Thursday 2nd February: Loe Pool, Helston Sewage, Marazion & Newlyn

The main purpose of coming down had been to deliver a few items to the cottage and so first thing this morning I unpacked everything from the car and installed it in its proper place. I had a brief meeting with the builder to clarify the work that he was going to do and after that I didn't really have that much to do. I spoke to my wife and we discussed the possibility of my returning home tomorrow so that she and our two daughters could go on a shopping spree to London on Saturday whilst I stayed behind with our five year old son. As there was not much that needed to be done whilst I was down in Cornwall I couldn't really think of a good argument against this. However, if I was going to be making the long journey back home so soon I felt that at the very least I deserved a good solid day's birding today by way of compensation. Thus it was that at around ten thirty I left the cottage intending to pack in a fair bit of birding into what was left of the day.

The overnight news from around the county had been quite interesting: a red-head smew (not that common in the county) had turned up on the Loe Pool at Carminowe Creek, a ring-billed gull had been seen at Marazion briefly and a juvenile glaucous gull had been seen at Newlyn Harbour. With some new county ticks to chase I decided to start first with the smew. I'd not been to the Loe Pool before so this was also an opportunity to learn about another Cornish birding site. There I met Paul St. Pierre who'd just seen the bird and was now looking to see if he could spot the bufflehead all the way down at the other end of the pool. We spent a little while discussing the merits of the Drozmary lesser scaup before I went on to look for the smew. It turned out to be easy to find though it was a reasonable distance along the Creek in the company of a couple of tufted duck. On the way back John Foster turned up - this was clearly a popular bird with the locals.

Digiscoped smew

The next stop was Helston boating lake and sewage works, both new sites to me. The former held plenty of gulls which could be viewed at close quarters though nothing of note. The sewage works was alive with chiffchaffs, there must have been at least 20 all flitting around the settling tanks. After getting their fill of flies they would then go and sunbathe in the hedge by the fence where they would be remarkably docile and approachable. I did find one bird which looked spot on for a tristis though unfortunately it never called and I wasn't able to photograph it. A grey wagtail was also kicking around though there was no sign of the swallow that had been reported for a few days.

A sun-bathing chiffy

After that it was on to Marazion. There I immediately found the long-staying water pipit by the Red River mouth though there was no sign of the ring-billed gull in amongst the beach loafers.
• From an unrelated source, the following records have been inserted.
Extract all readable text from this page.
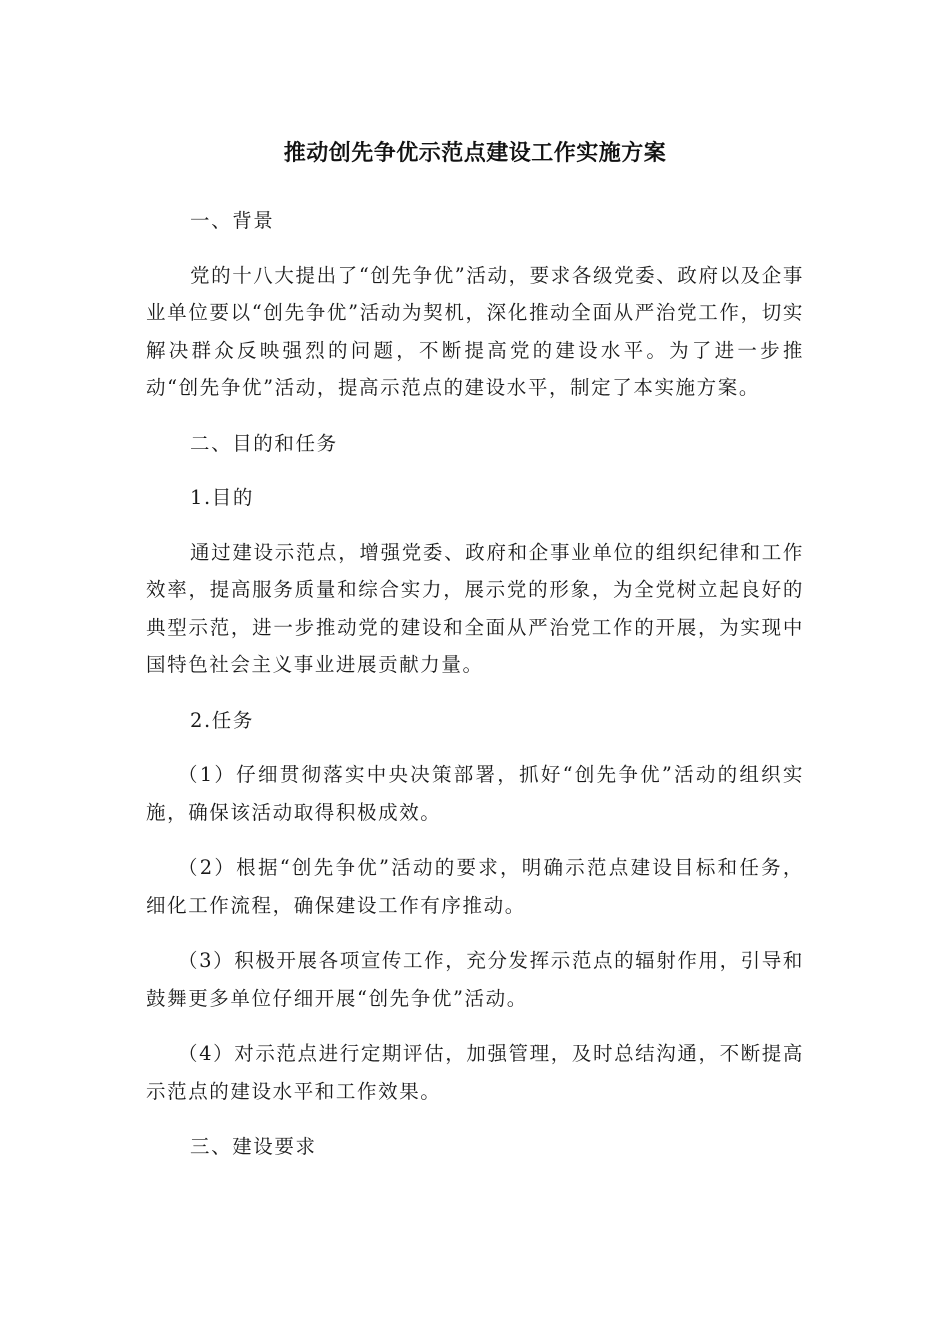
推动创先争优示范点建设工作实施方案

一、背景

党的十八大提出了“创先争优”活动，要求各级党委、政府以及企事业单位要以“创先争优”活动为契机，深化推动全面从严治党工作，切实解决群众反映强烈的问题，不断提高党的建设水平。为了进一步推动“创先争优”活动，提高示范点的建设水平，制定了本实施方案。

二、目的和任务

1.目的

通过建设示范点，增强党委、政府和企事业单位的组织纪律和工作效率，提高服务质量和综合实力，展示党的形象，为全党树立起良好的典型示范，进一步推动党的建设和全面从严治党工作的开展，为实现中国特色社会主义事业进展贡献力量。

2.任务

（1）仔细贯彻落实中央决策部署，抓好“创先争优”活动的组织实施，确保该活动取得积极成效。

（2）根据“创先争优”活动的要求，明确示范点建设目标和任务，细化工作流程，确保建设工作有序推动。

（3）积极开展各项宣传工作，充分发挥示范点的辐射作用，引导和鼓舞更多单位仔细开展“创先争优”活动。

（4）对示范点进行定期评估，加强管理，及时总结沟通，不断提高示范点的建设水平和工作效果。

三、建设要求
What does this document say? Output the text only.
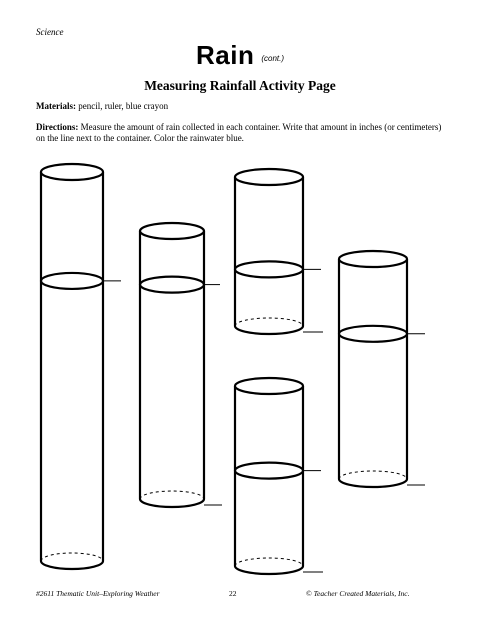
Science
Rain (cont.)
Measuring Rainfall Activity Page
Materials: pencil, ruler, blue crayon
Directions: Measure the amount of rain collected in each container. Write that amount in inches (or centimeters) on the line next to the container. Color the rainwater blue.
#2611 Thematic Unit–Exploring Weather	22	© Teacher Created Materials, Inc.
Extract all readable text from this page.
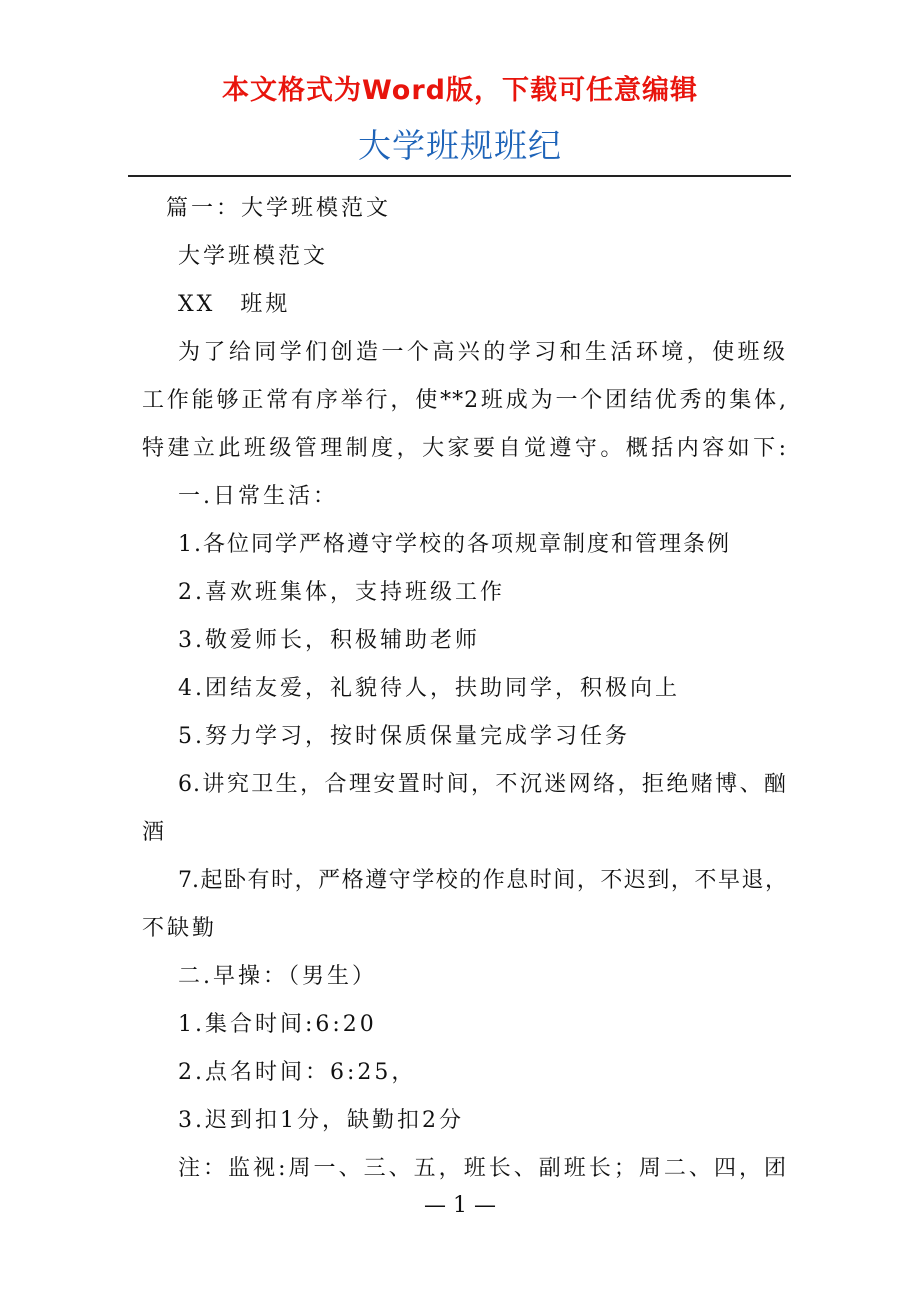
本文格式为Word版，下载可任意编辑
大学班规班纪
篇一：大学班模范文
大学班模范文
XX　班规
为了给同学们创造一个高兴的学习和生活环境，使班级
工作能够正常有序举行，使**2班成为一个团结优秀的集体,
特建立此班级管理制度，大家要自觉遵守。概括内容如下:
一.日常生活：
1.各位同学严格遵守学校的各项规章制度和管理条例
2.喜欢班集体，支持班级工作
3.敬爱师长，积极辅助老师
4.团结友爱，礼貌待人，扶助同学，积极向上
5.努力学习，按时保质保量完成学习任务
6.讲究卫生，合理安置时间，不沉迷网络，拒绝赌博、酗
酒
7.起卧有时，严格遵守学校的作息时间，不迟到，不早退，
不缺勤
二.早操：（男生）
1.集合时间:6:20
2.点名时间：6:25，
3.迟到扣1分，缺勤扣2分
注：监视:周一、三、五，班长、副班长；周二、四，团
— 1 —
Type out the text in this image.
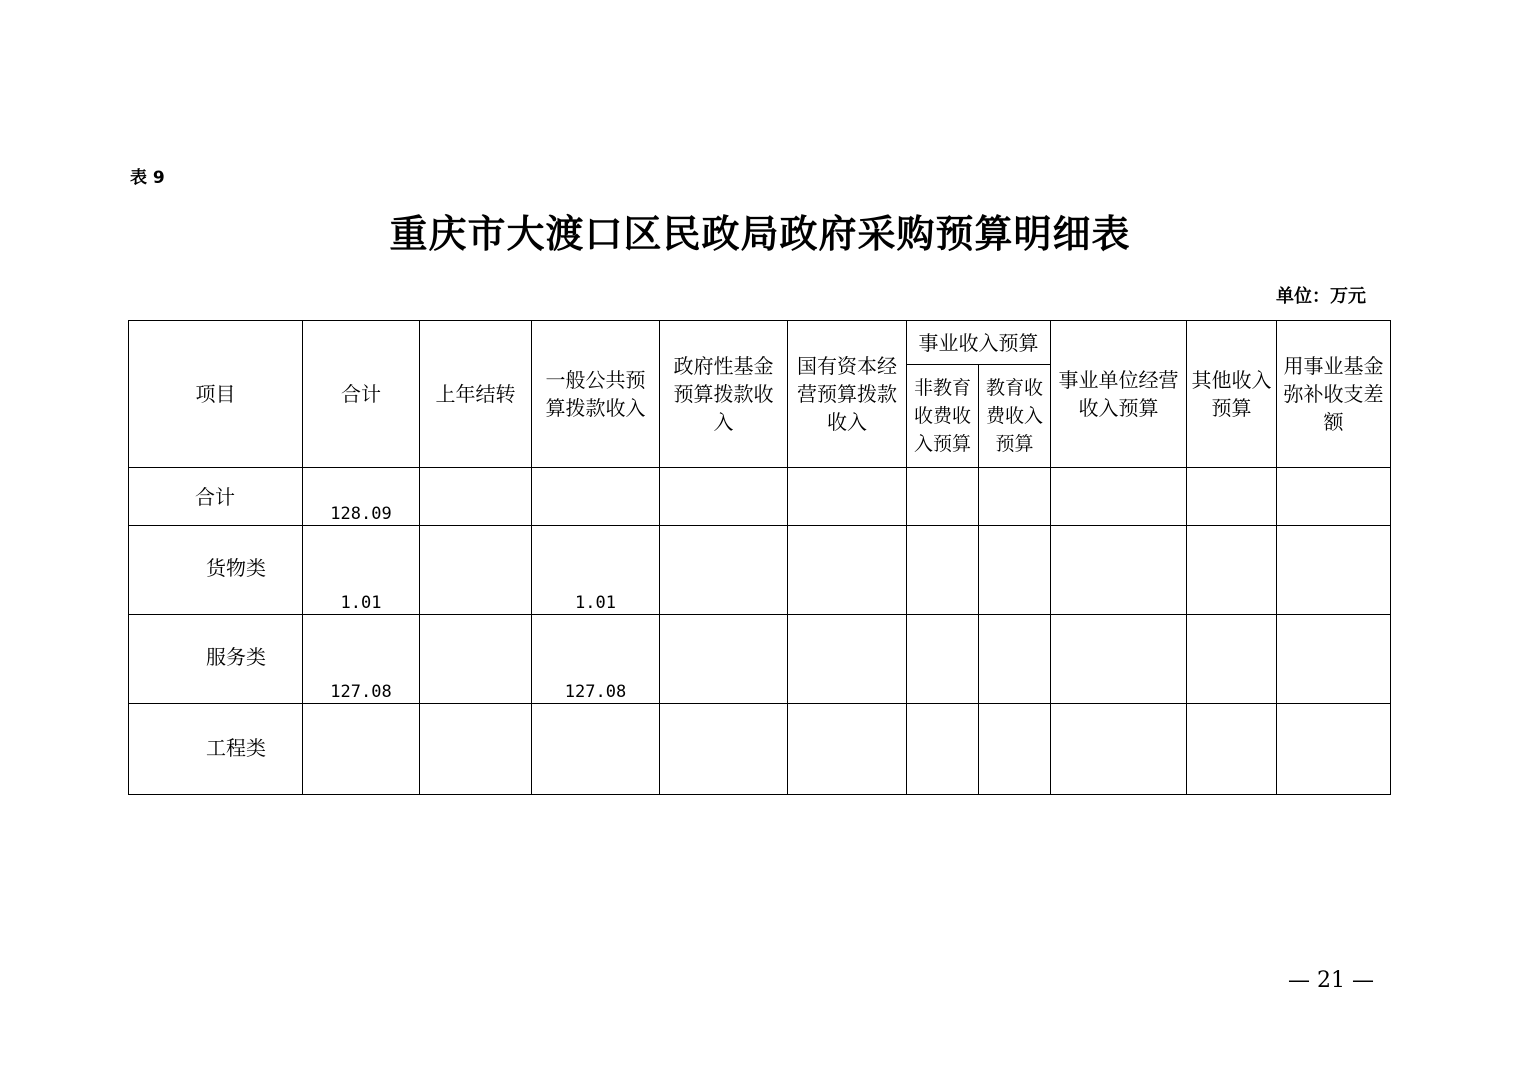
表 9
重庆市大渡口区民政局政府采购预算明细表
单位：万元
项目	合计	上年结转	一般公共预算拨款收入	政府性基金预算拨款收入	国有资本经营预算拨款收入	事业收入预算		事业单位经营收入预算	其他收入预算	用事业基金弥补收支差额
						非教育收费收入预算	教育收费收入预算			

合计	128.09									

货物类	1.01		1.01							

服务类	127.08		127.08							

工程类										

— 21 —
The upper water pipit photo was taken with the
super-zoom and lower one was digiscoped.

Continuing with the gull theme it was then over to Newlyn. A brief look in Sandy Cove revealed nothing of note so I parked there and walked back towards the harbour. At the South Pier I soon found the juvenile glaucous gull. It's head and mantle were so bleached that for a while I struggled to age it. However, the eye was all dark and there was no blotchiness about it so it had to be a first winter. I wandered down into the harbour where I met Alex Mckechnie (a local) and also a visting birder whom I met earlier at Helston. We chatted for a while, watching the glaucous from a distance and also a first winter kittiwake that was flying around the harbour.

The Newlyn glaucous gull

As it was getting on, I decided to head back to the car with the intention of checking out Tolcarne beach and then back to Marazion. However after finding nothing of note at the first location and as I was by now feeling rather tired, I decided instead to head back home to Pendeen via a quick stop off at Sennen Cover to look for the recently-reported Iceland gulls. There were a number of gulls loafing on the Cowloe but I couldn't find any white-wingers in amongst them so I headed back to Pendeen. It had been a most successful day with two new county ticks for me.